In Indiana and in most states you don’t have an effective mechanism for having collaboration be normal or standard among the whole human service delivery network. I do think over time you saw the hospitals and Department of Health coordinate, cooperate, all the emergency preparedness people. All those were pretty much in sync in terms of an overall state response. What we didn’t have is the same thing among the human service network from a coordination standpoint. That’s not to say, the human service network wasn’t involved. It’s just that I think that side of the equation could have been perhaps more impactful, had there been better coordination.
“We pretty much know who the actors are, but if we just had a monthly or some kind of touch base–“What are you doing? Where can we help out?”–I think we would have found it more collaborative, or more things that we can do together, or “We’ll take this shift–you take that shift.” I think we could have used that.”

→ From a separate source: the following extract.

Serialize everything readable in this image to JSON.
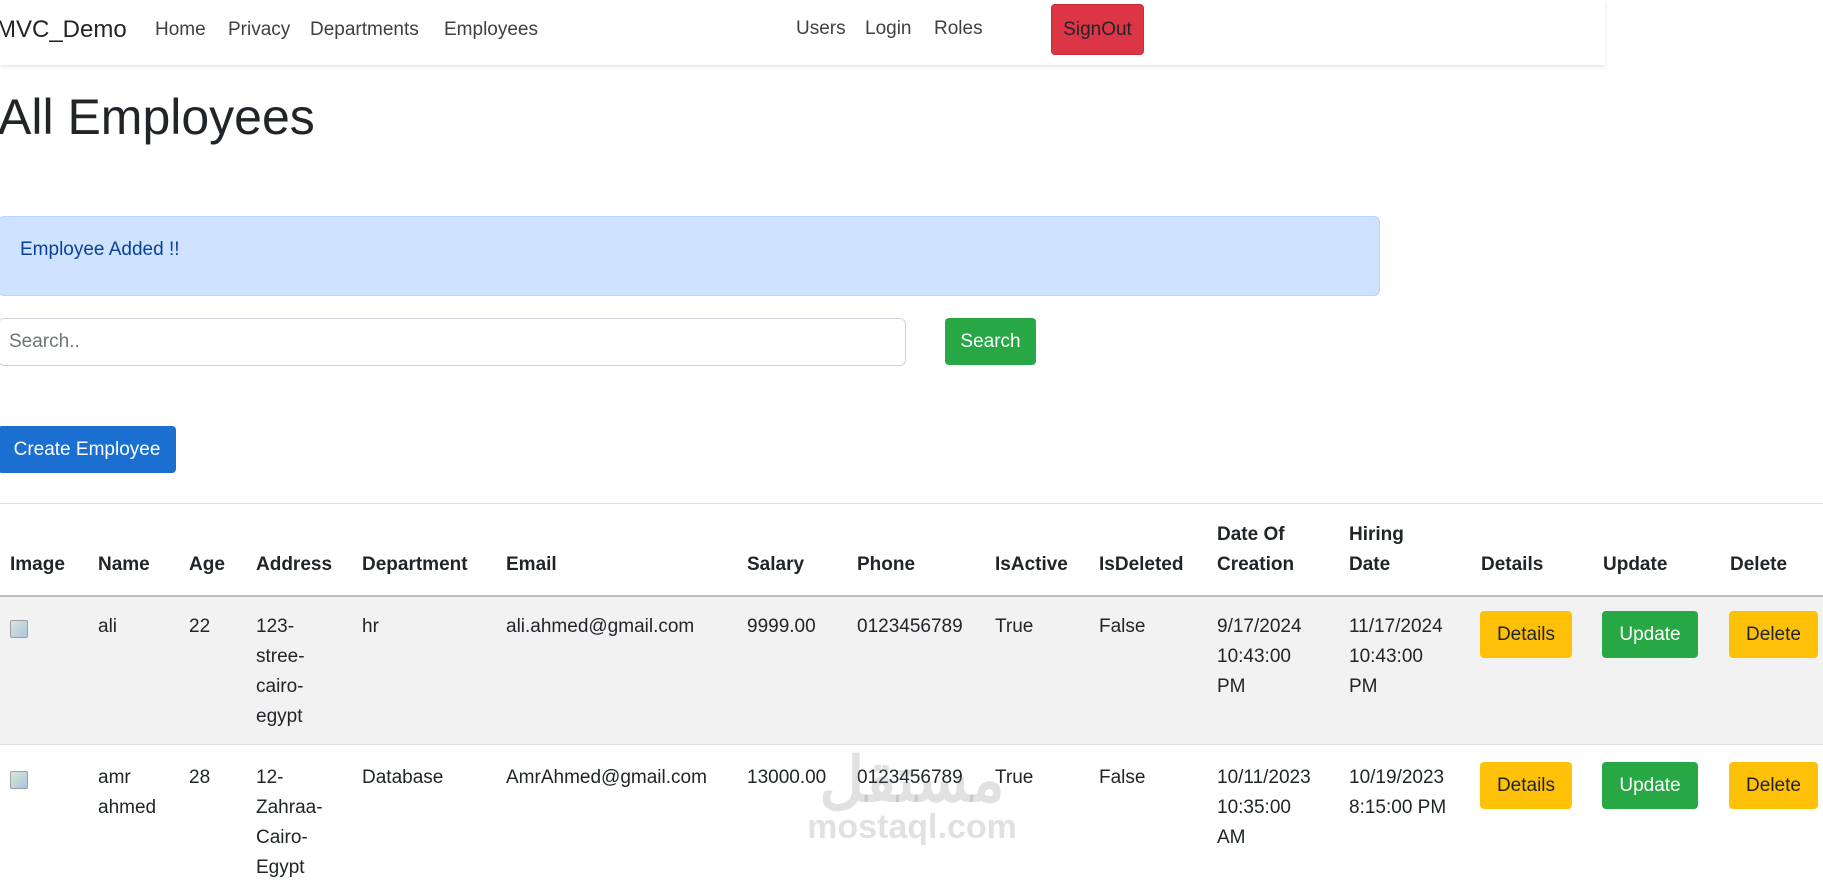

No one gets paid to do collaboration. No one has the need to be the collaborative partner. But what you, in fact, need is a collaborative leadership to just get the oars aligned so that the boat can move with the full impact of all the oars.
The Value of Independence and Bipartisanship
IMHC works in all of the state’s major population centers in some of the rural areas. The coalition’s independence enabled a flexible, bipartisan approach.
“We don’t have a recipe for everyone; they’re all individualized, depending on the leadership and how the coalition has emerged in those communities. And if you can imagine within a network, we’ve got everything. You’ve got immigrant populations coming to town who need assistance. We’ve got Latino populations. We have a partner in Cass County, which is where there’s a big Tyson chicken factory, and we had some issues around that employer protecting their people during COVID. We did a lot of education, a lot of advocacy and lobbying.”
But also our organization is independent, so we can be the town critic. And I might add, in our state, even though it’s very red, public health has, for the most part, been pretty bipartisan over the years. We have as many relationships on the Republican side as on the Democratic side. And partly evidence of that is that one of my board members is Senator Jean Breaux, a Democrat, who recently passed away. Another board member is Representative Ed Clere, a Republican. So we continue the bipartisan nature of public health, even with our Board representatives of the organization.
“And I guess the takeaway is that I’m pretty sure we’re kind of unique in the United States. There are a lot of folks who do minority health, but pretty much they are part of state health departments. They are not independent voices. We’re sort of free to try different things. Sometimes succeed, sometimes not, but we don’t operate pursuant to a recipe. We operate pursuant to what we think we need to do.”